The Bangladesh Textile Mills Association (BTMA) has announced that textile mills across the country will shut down indefinitely from 1st February, citing the government’s failure to implement effective measures to safeguard domestic yarn producers.
The decision was announced by BTMA President Shawkat Aziz Russell at a press conference held at the association’s office in Kawran Bazar, Dhaka, attended by senior industry representatives.
Russell said the decision to close mills had been taken under compulsion, as mill owners were no longer in a position to service their bank liabilities under prevailing conditions. He said the industry’s financial position had deteriorated sharply, with capital levels declining by more than half, leaving no viable pathway to repay outstanding debts.

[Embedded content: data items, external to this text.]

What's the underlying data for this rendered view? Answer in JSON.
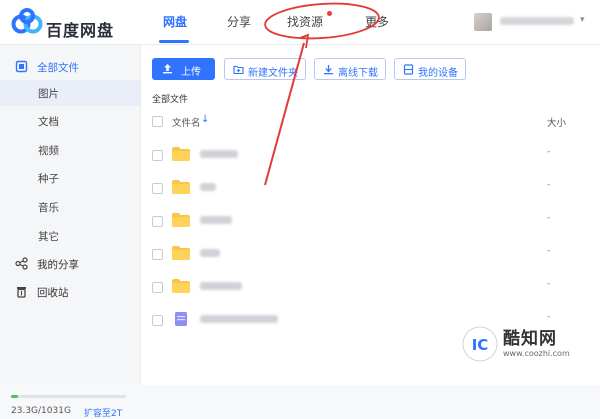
{
  "app": {
    "name": "百度网盘",
    "brand_color": "#2f73ff",
    "logo_icon": "cloud-logo-icon"
  },
  "nav": {
    "tabs": [
      {
        "label": "网盘",
        "active": true
      },
      {
        "label": "分享",
        "active": false
      },
      {
        "label": "找资源",
        "active": false,
        "badge": "red-dot"
      },
      {
        "label": "更多",
        "active": false
      }
    ]
  },
  "user": {
    "avatar_icon": "avatar",
    "name_blurred": true
  },
  "sidebar": {
    "items": [
      {
        "label": "全部文件",
        "icon": "files-icon",
        "active": true
      },
      {
        "label": "图片",
        "sub": true
      },
      {
        "label": "文档",
        "sub": true
      },
      {
        "label": "视频",
        "sub": true
      },
      {
        "label": "种子",
        "sub": true
      },
      {
        "label": "音乐",
        "sub": true
      },
      {
        "label": "其它",
        "sub": true
      },
      {
        "label": "我的分享",
        "icon": "share-icon"
      },
      {
        "label": "回收站",
        "icon": "trash-icon"
      }
    ],
    "storage": {
      "used_text": "23.3G/1031G",
      "used_fraction": 0.023,
      "expand_label": "扩容至2T",
      "bar_color": "#4fc35a"
    }
  },
  "toolbar": {
    "upload_label": "上传",
    "new_folder_label": "新建文件夹",
    "offline_download_label": "离线下载",
    "my_devices_label": "我的设备"
  },
  "breadcrumb": "全部文件",
  "file_list": {
    "columns": {
      "name": "文件名",
      "size": "大小"
    },
    "rows": [
      {
        "type": "folder",
        "size": "-"
      },
      {
        "type": "folder",
        "size": "-"
      },
      {
        "type": "folder",
        "size": "-"
      },
      {
        "type": "folder",
        "size": "-"
      },
      {
        "type": "folder",
        "size": "-"
      },
      {
        "type": "file",
        "size": "-"
      }
    ]
  },
  "watermark": {
    "text": "酷知网",
    "url": "www.coozhi.com"
  },
  "annotation": {
    "color": "#e23a36",
    "target": "找资源"
  }
}
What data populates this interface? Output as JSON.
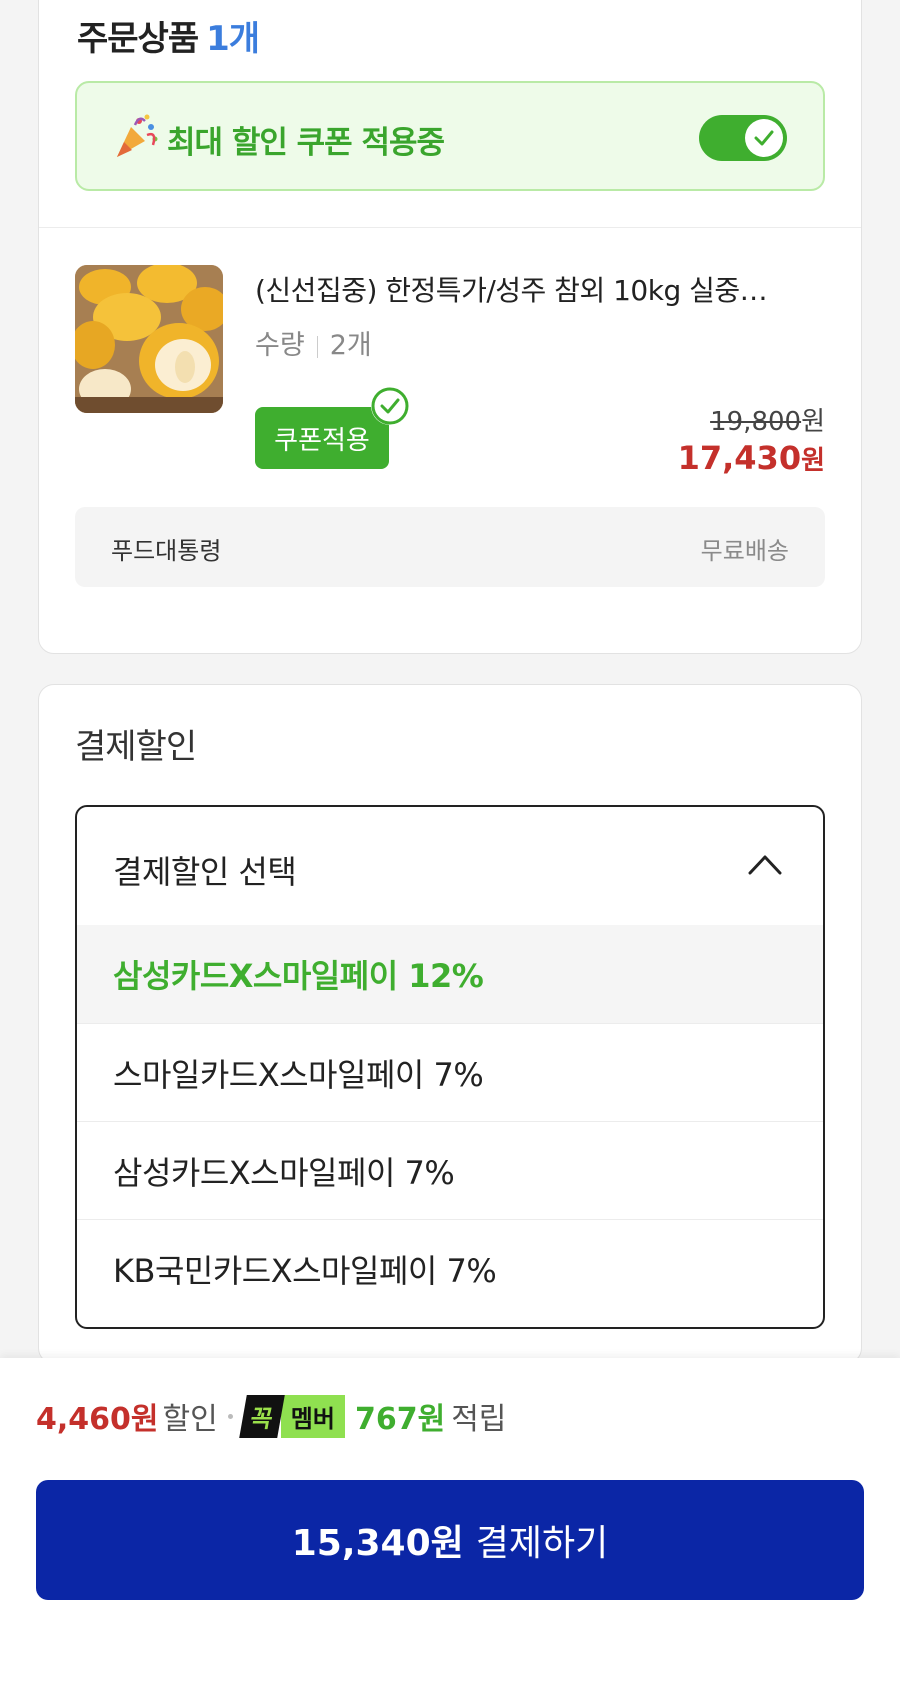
{
  "order_section": {
    "title": "주문상품",
    "count": "1개",
    "coupon_banner": {
      "label": "최대 할인 쿠폰 적용중",
      "toggle_on": true
    },
    "product": {
      "name": "(신선집중) 한정특가/성주 참외 10kg 실중…",
      "qty_label": "수량",
      "qty_value": "2개",
      "coupon_chip": "쿠폰적용",
      "orig_price": "19,800",
      "orig_currency": "원",
      "sale_price": "17,430",
      "sale_currency": "원"
    },
    "seller": {
      "name": "푸드대통령",
      "shipping": "무료배송"
    }
  },
  "payment_discount": {
    "title": "결제할인",
    "dropdown_label": "결제할인 선택",
    "options": [
      "삼성카드X스마일페이 12%",
      "스마일카드X스마일페이 7%",
      "삼성카드X스마일페이 7%",
      "KB국민카드X스마일페이 7%"
    ],
    "selected_index": 0
  },
  "bottom_bar": {
    "discount_amount": "4,460원",
    "discount_label": "할인",
    "badge_part1": "꼭",
    "badge_part2": "멤버",
    "points": "767원",
    "points_label": "적립",
    "pay_amount": "15,340원",
    "pay_label": "결제하기"
  },
  "colors": {
    "accent_green": "#3fae2f",
    "price_red": "#c4302b",
    "pay_blue": "#0b26a6",
    "count_blue": "#3b7ddd"
  }
}
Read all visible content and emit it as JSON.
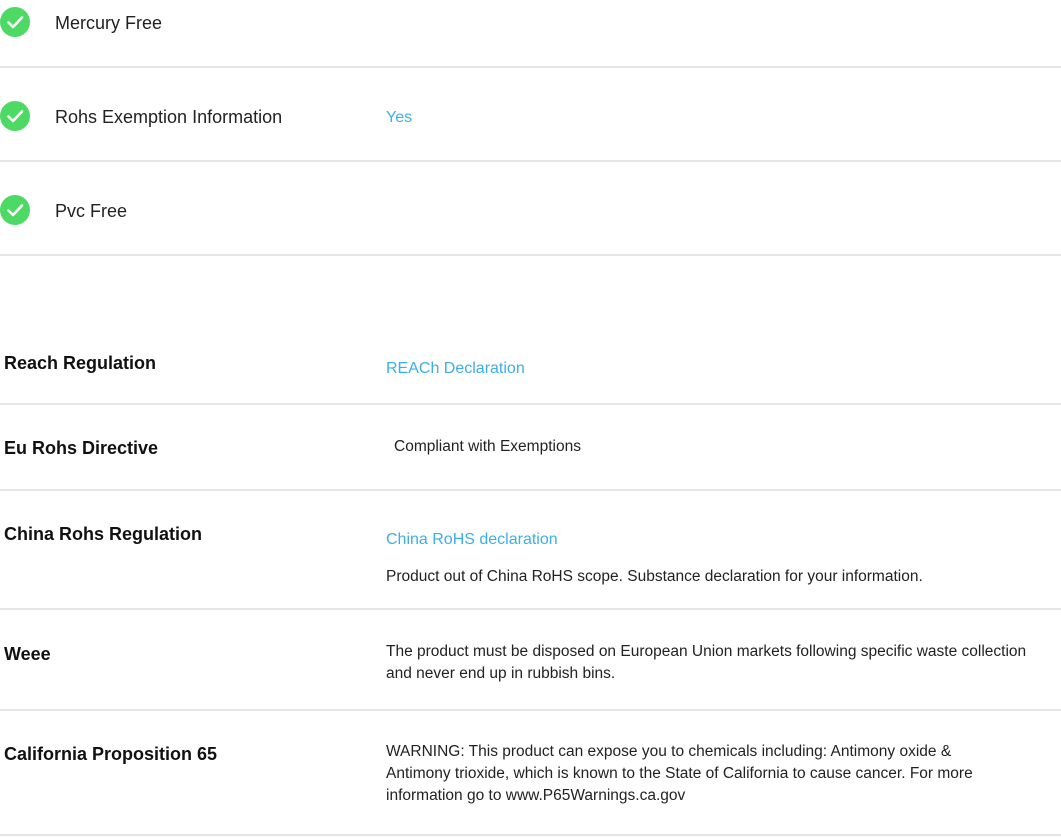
{
  "features": [
    {
      "label": "Mercury Free",
      "value": "",
      "icon": "check-circle-icon"
    },
    {
      "label": "Rohs Exemption Information",
      "value": "Yes",
      "icon": "check-circle-icon"
    },
    {
      "label": "Pvc Free",
      "value": "",
      "icon": "check-circle-icon"
    }
  ],
  "regulations": {
    "reach": {
      "label": "Reach Regulation",
      "link": "REACh Declaration"
    },
    "eu_rohs": {
      "label": "Eu Rohs Directive",
      "text": "Compliant with Exemptions"
    },
    "china_rohs": {
      "label": "China Rohs Regulation",
      "link": "China RoHS declaration",
      "text": "Product out of China RoHS scope. Substance declaration for your information."
    },
    "weee": {
      "label": "Weee",
      "text": "The product must be disposed on European Union markets following specific waste collection and never end up in rubbish bins."
    },
    "prop65": {
      "label": "California Proposition 65",
      "text": "WARNING: This product can expose you to chemicals including: Antimony oxide & Antimony trioxide, which is known to the State of California to cause cancer. For more information go to www.P65Warnings.ca.gov"
    }
  },
  "colors": {
    "check": "#4cd964",
    "link": "#3daee9",
    "divider": "#e6e6e6",
    "text": "#222222"
  }
}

He added that even the liquidation of all available assets would be insufficient to clear existing liabilities, underscoring the severity of the financial crisis facing the sector.
Russell also said that repeated attempts to seek relief through discussions with various government ministries and departments had not yielded results. He alleged that responsibility was being passed between authorities, with no concrete policy decisions forthcoming, further aggravating uncertainty for the industry.
BTMA leaders present at the press conference warned that the absence of immediate policy support and industry-friendly interventions could push the textile sector into a deeper and more prolonged crisis, with wider implications for employment and the broader manufacturing ecosystem.